Once again, language universals

Cathleen O'Grady on Ars Technia:
Language takes an astonishing variety of forms across the world—to such a huge extent that a long-standing debate rages around the question of whether all languages have even a single property in common. Well, there’s a new candidate for the elusive title of “language universal” according to a paper in this week’s issue of PNAS. All languages, the authors say, self-organise in such a way that related concepts stay as close together as possible within a sentence, making it easier to piece together the overall meaning. [...]

A lot has been written about a tendency in languages to place words with a close syntactic relationship as closely together as possible. Richard Futrell, Kyle Mahowald, and Edward Gibson at MIT were interested in whether all languages might use this as a technique to make sentences easier to understand.

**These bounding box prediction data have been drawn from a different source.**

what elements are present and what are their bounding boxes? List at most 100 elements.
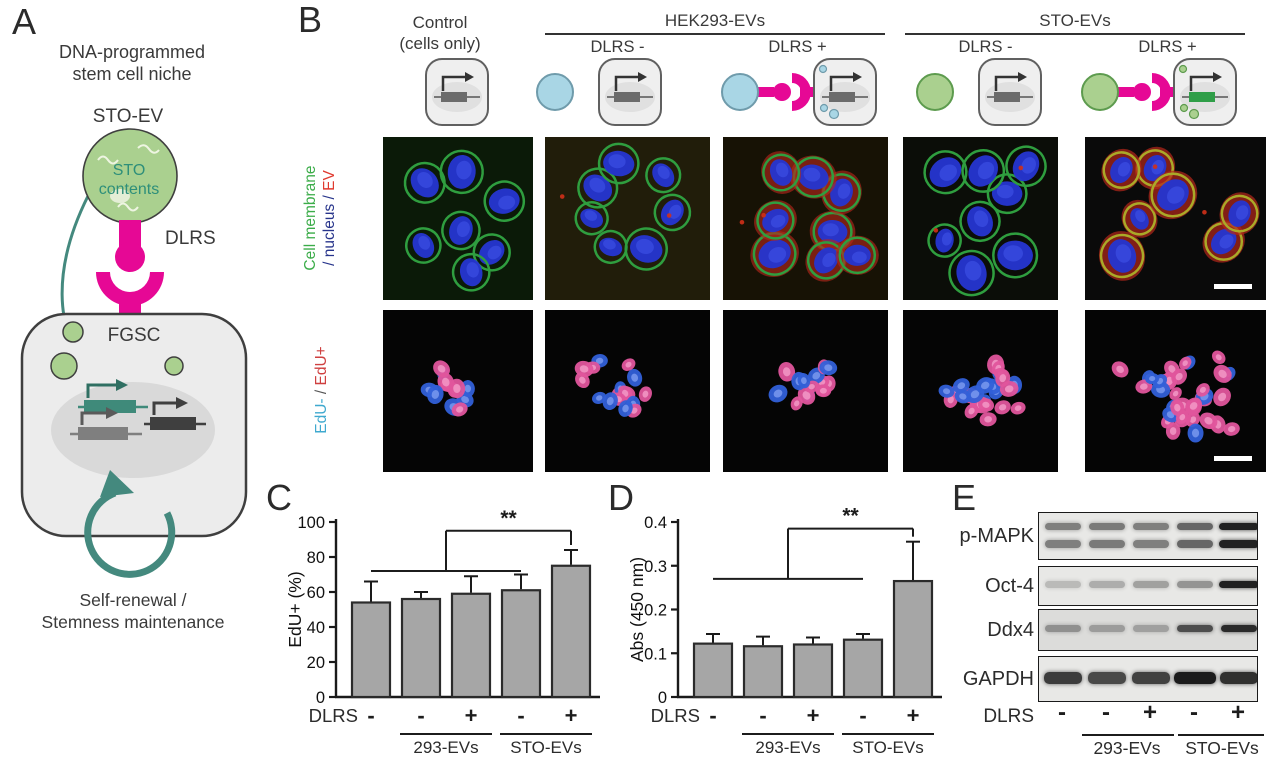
gene-icon <box>441 92 467 102</box>
dlrs-label: DLRS <box>165 228 216 249</box>
svg-text:+: + <box>907 703 920 728</box>
control-cell-icon <box>425 58 489 126</box>
ev-cargo-blob <box>110 189 130 203</box>
gene-icon <box>994 92 1020 102</box>
ev-squiggle-icon <box>97 155 119 165</box>
scale-bar <box>1214 284 1252 289</box>
dlrs-axis-label: DLRS <box>983 706 1034 727</box>
protein-band <box>1177 625 1213 633</box>
protein-band <box>1133 625 1169 633</box>
promoter-arrow-icon <box>86 383 116 398</box>
svg-text:DLRS: DLRS <box>651 705 700 726</box>
svg-text:+: + <box>565 703 578 728</box>
ev-label: EV <box>321 170 339 191</box>
slash-separator: / <box>313 385 330 399</box>
promoter-arrow-icon <box>152 401 176 415</box>
blot-label-ddx4: Ddx4 <box>987 619 1034 641</box>
nucleus-label: / nucleus / <box>321 190 339 266</box>
lane-sign: + <box>1142 699 1157 726</box>
microscopy-image-r2c1 <box>383 310 533 472</box>
svg-text:0.1: 0.1 <box>644 645 667 663</box>
lane-sign: - <box>1102 699 1110 726</box>
group-header-sto-evs: STO-EVs <box>1039 11 1111 30</box>
dlrs-receptor-stem <box>119 296 141 316</box>
svg-text:-: - <box>517 703 524 728</box>
promoter-arrow-icon <box>441 75 465 91</box>
subheader-hek-dlrs-plus: DLRS + <box>768 38 827 56</box>
group-underline-stoevs <box>1178 734 1264 736</box>
stem-cell-niche-diagram: DNA-programmed stem cell niche STO-EV ST… <box>20 42 248 632</box>
gene-icon <box>78 427 128 440</box>
protein-band <box>1219 581 1257 589</box>
western-blot-panel: p-MAPK Oct-4 Ddx4 GAPDH DLRS - - + - + 2… <box>950 482 1268 765</box>
protein-band <box>1133 540 1169 548</box>
niche-title-line2: stem cell niche <box>72 64 191 84</box>
internalized-ev-dot <box>1179 103 1189 113</box>
edu-percentage-bar-chart: 0 20 40 60 80 100 EdU+ (%) - - + - + DLRS 293-EVs STO-… <box>288 507 600 757</box>
protein-band <box>1044 672 1082 684</box>
promoter-arrow-icon <box>994 75 1018 91</box>
panel-d-label: D <box>608 477 634 518</box>
microscopy-image-r1c4 <box>903 137 1058 300</box>
subheader-sto-dlrs-plus: DLRS + <box>1138 38 1197 56</box>
svg-text:-: - <box>859 703 866 728</box>
blot-label-gapdh: GAPDH <box>962 668 1034 690</box>
self-renewal-caption-line2: Stemness maintenance <box>42 612 225 632</box>
protein-band <box>1219 523 1257 530</box>
internalized-ev-icon <box>50 352 78 380</box>
protein-band <box>1133 523 1169 530</box>
blot-label-oct4: Oct-4 <box>985 575 1034 597</box>
protein-band <box>1045 540 1081 548</box>
protein-band <box>1132 672 1170 684</box>
edu-plus-label: EdU+ <box>313 346 330 386</box>
protein-band <box>1089 540 1125 548</box>
promoter-arrow-icon <box>614 75 638 91</box>
ev-content-line1: STO <box>113 162 146 179</box>
protein-band <box>1219 540 1257 548</box>
svg-text:293-EVs: 293-EVs <box>413 738 478 757</box>
dlrs-stem <box>800 87 816 97</box>
svg-text:60: 60 <box>307 584 325 602</box>
svg-text:0.3: 0.3 <box>644 558 667 576</box>
microscopy-image-r2c5 <box>1085 310 1266 472</box>
protein-band <box>1088 672 1126 684</box>
svg-text:0: 0 <box>658 689 667 707</box>
hek-ev-with-cell-icon <box>536 58 662 126</box>
internalized-ev-dot <box>818 64 828 74</box>
promoter-arrow-icon <box>1189 75 1213 91</box>
control-header-line2: (cells only) <box>399 34 481 54</box>
protein-band <box>1220 672 1257 684</box>
group-underline <box>905 33 1245 35</box>
row-label-edu: EdU- / EdU+ <box>312 315 332 465</box>
ev-squiggle-icon <box>117 202 139 212</box>
microscopy-image-r1c5 <box>1085 137 1266 300</box>
svg-text:DLRS: DLRS <box>309 705 358 726</box>
promoter-arrowhead <box>176 397 188 409</box>
promoter-arrow-icon <box>80 411 106 425</box>
svg-text:**: ** <box>842 505 859 528</box>
sto-ev-circle-icon <box>916 73 954 111</box>
protein-band <box>1089 581 1125 589</box>
lane-sign: + <box>1230 699 1245 726</box>
promoter-arrowhead <box>116 379 128 391</box>
internalized-ev-dot <box>819 103 829 113</box>
svg-text:+: + <box>807 703 820 728</box>
fgsc-label: FGSC <box>108 325 161 346</box>
row-label-membrane-nucleus-ev: Cell membrane / nucleus / EV <box>301 118 343 318</box>
svg-text:-: - <box>417 703 424 728</box>
internalized-ev-dot <box>1178 64 1188 74</box>
blot-label-pmapk: p-MAPK <box>959 525 1034 547</box>
panel-c-label: C <box>266 477 292 518</box>
dlrs-stem <box>1118 87 1134 97</box>
dlrs-receptor-stem <box>119 220 141 250</box>
group-underline <box>545 33 885 35</box>
microscopy-image-r2c4 <box>903 310 1058 472</box>
gene-icon <box>1189 92 1215 102</box>
gene-icon <box>614 92 640 102</box>
hek-ev-circle-icon <box>721 73 759 111</box>
protein-band <box>1089 625 1125 633</box>
microscopy-image-r1c2 <box>545 137 710 300</box>
scale-bar <box>1214 456 1252 461</box>
lane-sign: - <box>1190 699 1198 726</box>
promoter-arrowhead <box>638 72 647 82</box>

The idea is that when sentences bundle related concepts in proximity, it puts less of a strain on working memory. For example, adjectives (like “old”) belong with the nouns that they modify (like “lady”), so it’s easier to understand the whole concept of “old lady” if the words appear close together in a sentence.

The original research:

Large-scale evidence of dependency length minimization in 37 languages
Richard Futrell, Kyle Mahowald, and Edward Gibson

PNAS August 18, 2015 vol. 112 no. 33 10336-10341
doi: 10.1073/pnas.1502134112

Significance

We provide the first large-scale, quantitative, cross-linguistic evidence for a universal syntactic property of languages: that dependency lengths are shorter than chance. Our work supports long-standing ideas that speakers prefer word orders with short dependency lengths and that languages do not enforce word orders with long dependency lengths. Dependency length minimization is well motivated because it allows for more efficient parsing and generation of natural language. Over the last 20 y, the hypothesis of a pressure to minimize dependency length has been invoked to explain many of the most striking recurring properties of languages. Our broad-coverage findings support those explanations.

Abstract

Explaining the variation between human languages and the constraints on that variation is a core goal of linguistics. In the last 20 y, it has been claimed that many striking universals of cross-linguistic variation follow from a hypothetical principle that dependency length—the distance between syntactically related words in a sentence—is minimized. Various models of human sentence production and comprehension predict that long dependencies are difficult or inefficient to process; minimizing dependency length thus enables effective communication without incurring processing difficulty. However, despite widespread application of this idea in theoretical, empirical, and practical work, there is not yet large-scale evidence that dependency length is actually minimized in real utterances across many languages; previous work has focused either on a small number of languages or on limited kinds of data about each language. Here, using parsed corpora of 37 diverse languages, we show that overall dependency lengths for all languages are shorter than conservative random baselines. The results strongly suggest that dependency length minimization is a universal quantitative property of human languages and support explanations of linguistic variation in terms of general properties of human information processing.